Nicolas Weisz Avocat
Droit des affaires & Droit du sport

Les entraîneurs et joueurs professionnels sont liés à leur club employeur par des CDD d'usage. Le licenciement n'étant pas un mode de rupture admis, l'employeur peut uniquement invoquer une faute grave de son salarié pour rompre unilatéralement le contrat. Les mauvais résultats sportifs constituent-ils une faute grave de l'entraîneur ?

Lorsqu'un club professionnel connait des difficultés sportives, l'entraîneur est traditionnellement le premier à en subir les conséquences.

Véritable fusible, son contrat de travail est ainsi rompu de manière anticipée en raison des mauvais résultats sportifs.

Est-ce justifié?

A titre liminaire, il convient de préciser que les joueurs et entraîneurs professionnels sont liés à leur club par des CDD d'usage (dont la durée peut atteindre 5 ans selon le Chapitre 12 de la convention collective nationale du sport) et non par des CDI. La différence est de taille lorsqu'il s'agit de mettre un terme anticipé au contrat de travail.

En effet, ni la démission ni le recours au licenciement ne sont possibles : un CDD ayant par définition un terme déterminé, les parties n'ont d'autre choix que de le respecter.

Néanmoins, aux termes de l'article L1243-1 du Code du travail, la rupture anticipée d'un CDD est possible dans certaines situations déterminées. Dans le sport professionnel, il s'agit essentiellement :

  • de la commission d'une faute grave par l'une des parties,
  • de la conclusion d'un commun accord,
  • de l'inaptitude physique du joueur.

En pratique, afin de mettre un terme anticipé au contrat de travail de l'entraîneur en raison de la situation sportive, un club se place sur le terrain de la faute grave.

Or, les mauvais résultats sont-ils constitutifs d'une faute grave de l'entraîneur, permettant à un club de se séparer de celui-ci?

On serait tenté de répondre par l'affirmative : en effet, pourquoi un club ayant connu une saison ou une partie de saison décevante, voire chaotique en raison d'une descente au niveau inférieur, ne serait-il pas en droit de se séparer de son entraîneur dont la responsabilité première est d'obtenir de bons résultats ?

Les juges du fond réfutent cette position : selon une jurisprudence constante (en ce sens Cass. soc. 8 juillet 1992, n°88-42647), l'insuffisance de résultats sportifs n'est jamais constitutive d'une faute grave, l'entraîneur étant tenu par une obligation de moyen et non de résultat. Cela est compréhensible au vu de l'aléa inhérent à toute compétition sportive.

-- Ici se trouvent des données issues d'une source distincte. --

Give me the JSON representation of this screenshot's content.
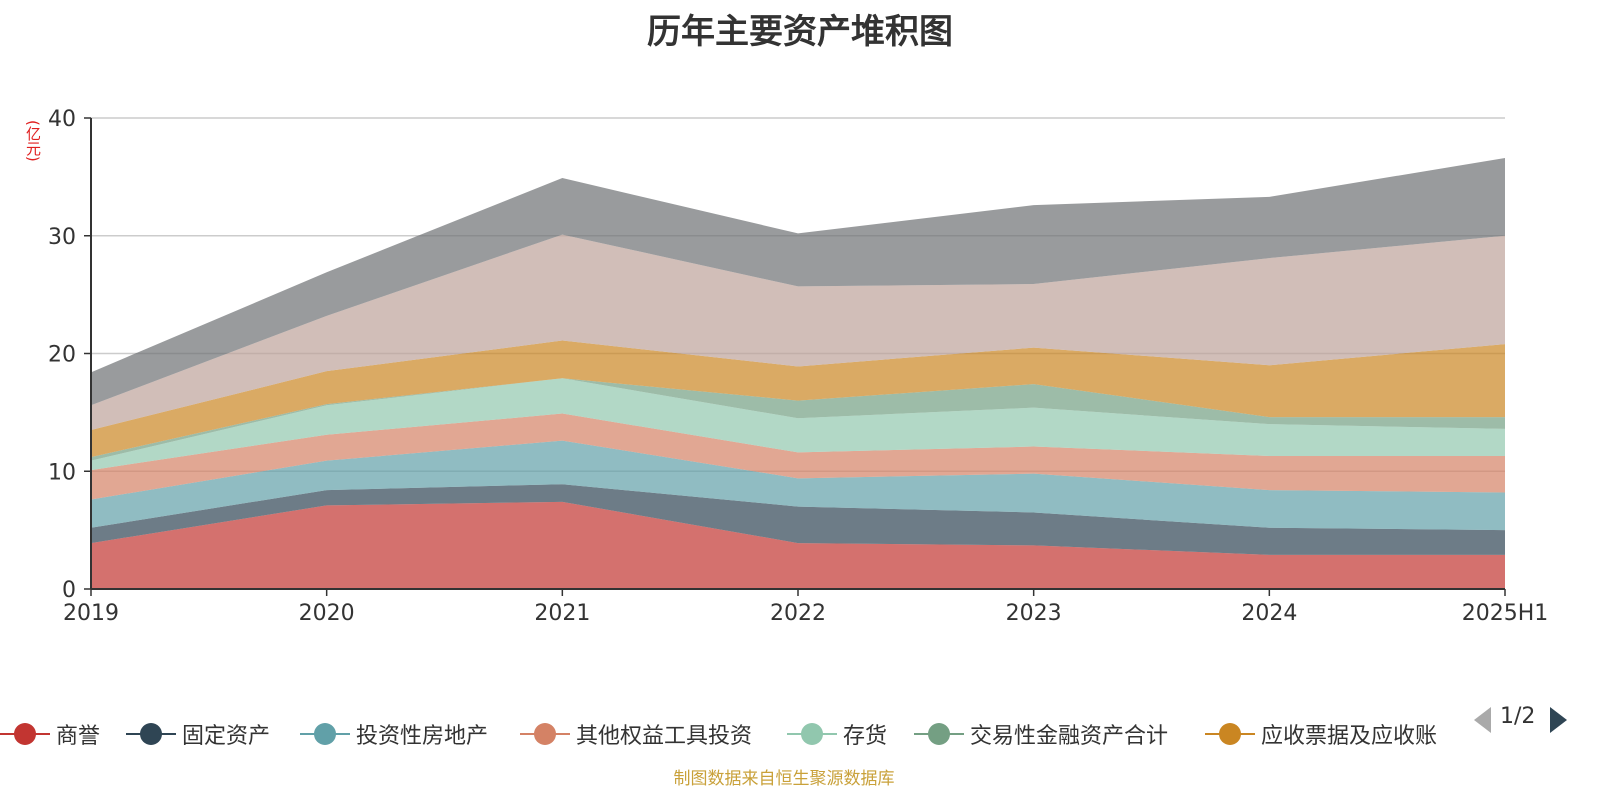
{
  "chart_data": {
    "type": "area",
    "stacked": true,
    "title": "历年主要资产堆积图",
    "y_unit": "(亿元)",
    "ylim": [
      0,
      40
    ],
    "y_ticks": [
      0,
      10,
      20,
      30,
      40
    ],
    "grid": true,
    "categories": [
      "2019",
      "2020",
      "2021",
      "2022",
      "2023",
      "2024",
      "2025H1"
    ],
    "series": [
      {
        "name": "商誉",
        "color": "#c23531",
        "values": [
          3.9,
          7.1,
          7.4,
          3.9,
          3.7,
          2.9,
          2.9
        ]
      },
      {
        "name": "固定资产",
        "color": "#2f4554",
        "values": [
          1.3,
          1.3,
          1.5,
          3.1,
          2.8,
          2.3,
          2.1
        ]
      },
      {
        "name": "投资性房地产",
        "color": "#61a0a8",
        "values": [
          2.4,
          2.5,
          3.7,
          2.4,
          3.3,
          3.2,
          3.2
        ]
      },
      {
        "name": "其他权益工具投资",
        "color": "#d48265",
        "values": [
          2.5,
          2.2,
          2.3,
          2.2,
          2.3,
          2.9,
          3.1
        ]
      },
      {
        "name": "存货",
        "color": "#91c7ae",
        "values": [
          0.8,
          2.5,
          3.0,
          2.9,
          3.3,
          2.7,
          2.3
        ]
      },
      {
        "name": "交易性金融资产合计",
        "color": "#749f83",
        "values": [
          0.3,
          0.1,
          0.0,
          1.5,
          2.0,
          0.6,
          1.0
        ]
      },
      {
        "name": "应收票据及应收账",
        "color": "#ca8622",
        "values": [
          2.3,
          2.8,
          3.2,
          2.9,
          3.1,
          4.4,
          6.2
        ]
      },
      {
        "name": "",
        "color": "#bda29a",
        "values": [
          2.1,
          4.7,
          9.0,
          6.8,
          5.4,
          9.1,
          9.2
        ]
      },
      {
        "name": "",
        "color": "#6e7074",
        "values": [
          2.8,
          3.7,
          4.8,
          4.5,
          6.7,
          5.2,
          6.6
        ]
      }
    ]
  },
  "legend": {
    "page": "1/2"
  },
  "source_note": "制图数据来自恒生聚源数据库"
}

Ainsi en pratique, la faute grave devant être écartée, l'entraîneur injustement remercié est en droit d'obtenir réparation de son préjudice devant les juridictions prud'homales qui, selon l'article L1243-4 du Code du travail, est au moins égal aux salaires qu'il aurait perçus si le contrat était allé jusqu'à son terme.

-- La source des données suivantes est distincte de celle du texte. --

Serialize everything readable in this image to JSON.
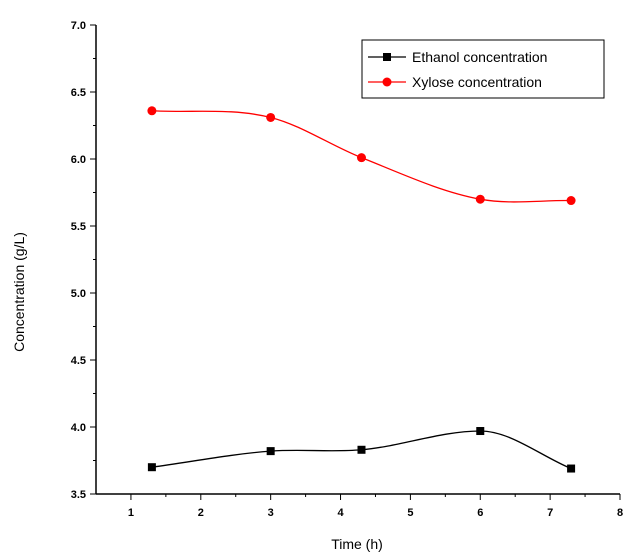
{
  "chart_data": {
    "type": "line",
    "xlabel": "Time (h)",
    "ylabel": "Concentration (g/L)",
    "xlim": [
      0.5,
      8
    ],
    "ylim": [
      3.5,
      7.0
    ],
    "x_ticks": [
      "1",
      "2",
      "3",
      "4",
      "5",
      "6",
      "7",
      "8"
    ],
    "y_ticks": [
      "3.5",
      "4.0",
      "4.5",
      "5.0",
      "5.5",
      "6.0",
      "6.5",
      "7.0"
    ],
    "grid": false,
    "legend_position": "top-right",
    "series": [
      {
        "name": "Ethanol concentration",
        "color": "#000000",
        "marker": "square",
        "x": [
          1.3,
          3.0,
          4.3,
          6.0,
          7.3
        ],
        "y": [
          3.7,
          3.82,
          3.83,
          3.97,
          3.69
        ]
      },
      {
        "name": "Xylose concentration",
        "color": "#ff0000",
        "marker": "circle",
        "x": [
          1.3,
          3.0,
          4.3,
          6.0,
          7.3
        ],
        "y": [
          6.36,
          6.31,
          6.01,
          5.7,
          5.69
        ]
      }
    ]
  }
}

L'addition peut être lourde pour les clubs employeurs. Voila la raison pour laquelle ces derniers essayent d'inclure dans le lettre de rupture, en plus de l'insuffisance des résultats sportifs, un ensemble de griefs afin de caractériser une faute grave : perte de confiance des joueurs, défaut de motivation et d'investissement, insubordination, dénigrement du club et de ses dirigeants dans la presse, ou encore atteinte à l'image du club... souvent en vain.